Aggressive Children Often Not Referred to Agencies for Help

Only half of parents say they received the referrals providers report giving

TUESDAY, May 2 (HealthDay News) -- About 3.7 percent of children are referred to specialists or community agencies for help with aggressive behavior although 12 percent of parents are concerned that their child is too aggressive, according to research presented during the annual meeting of the Pediatric Academic Societies in San Francisco.

Shari Barkin, M.D., of the Wake Forest University Baptist Medical Center in Winston-Salem, N.C., and colleagues surveyed 47 clinicians and 1,093 parents of children aged 2 to 11 years in 22 states and Puerto Rico and Canada. The subjects were part of the Pediatric Research in Office Settings Network (PROS).

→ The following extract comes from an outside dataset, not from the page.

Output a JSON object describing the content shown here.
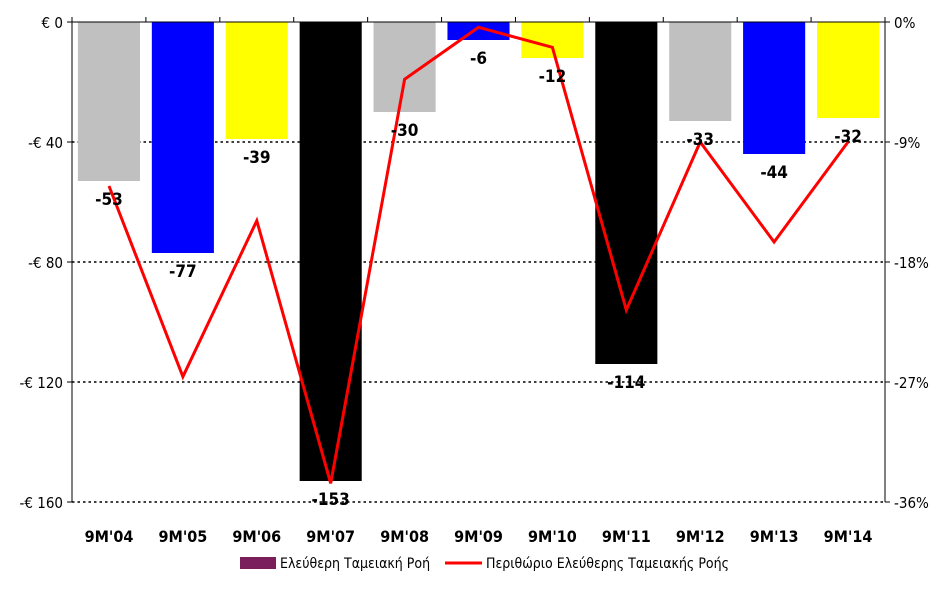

Twenty-one clinicians (45 percent) made referrals for 40 (3.7 percent) patients. In 38 percent of cases, the parents requested the referral, and 12 percent of parents were concerned that their child was more aggressive than peers. In all, 35.5 percent of referrals were to mental health professionals, 35.5 percent were to local agencies and 24 percent were to developmental specialists. Six percent of referrals were for parenting classes. Only half of the parents confirmed that they actually received the referral the providers had reported giving them.

"Training clinicians to utilize local agency resources for childhood aggression is necessary, but not sufficient for creating community links for this purpose," the authors write. "Parents and providers have limited agreement that a referral has been provided."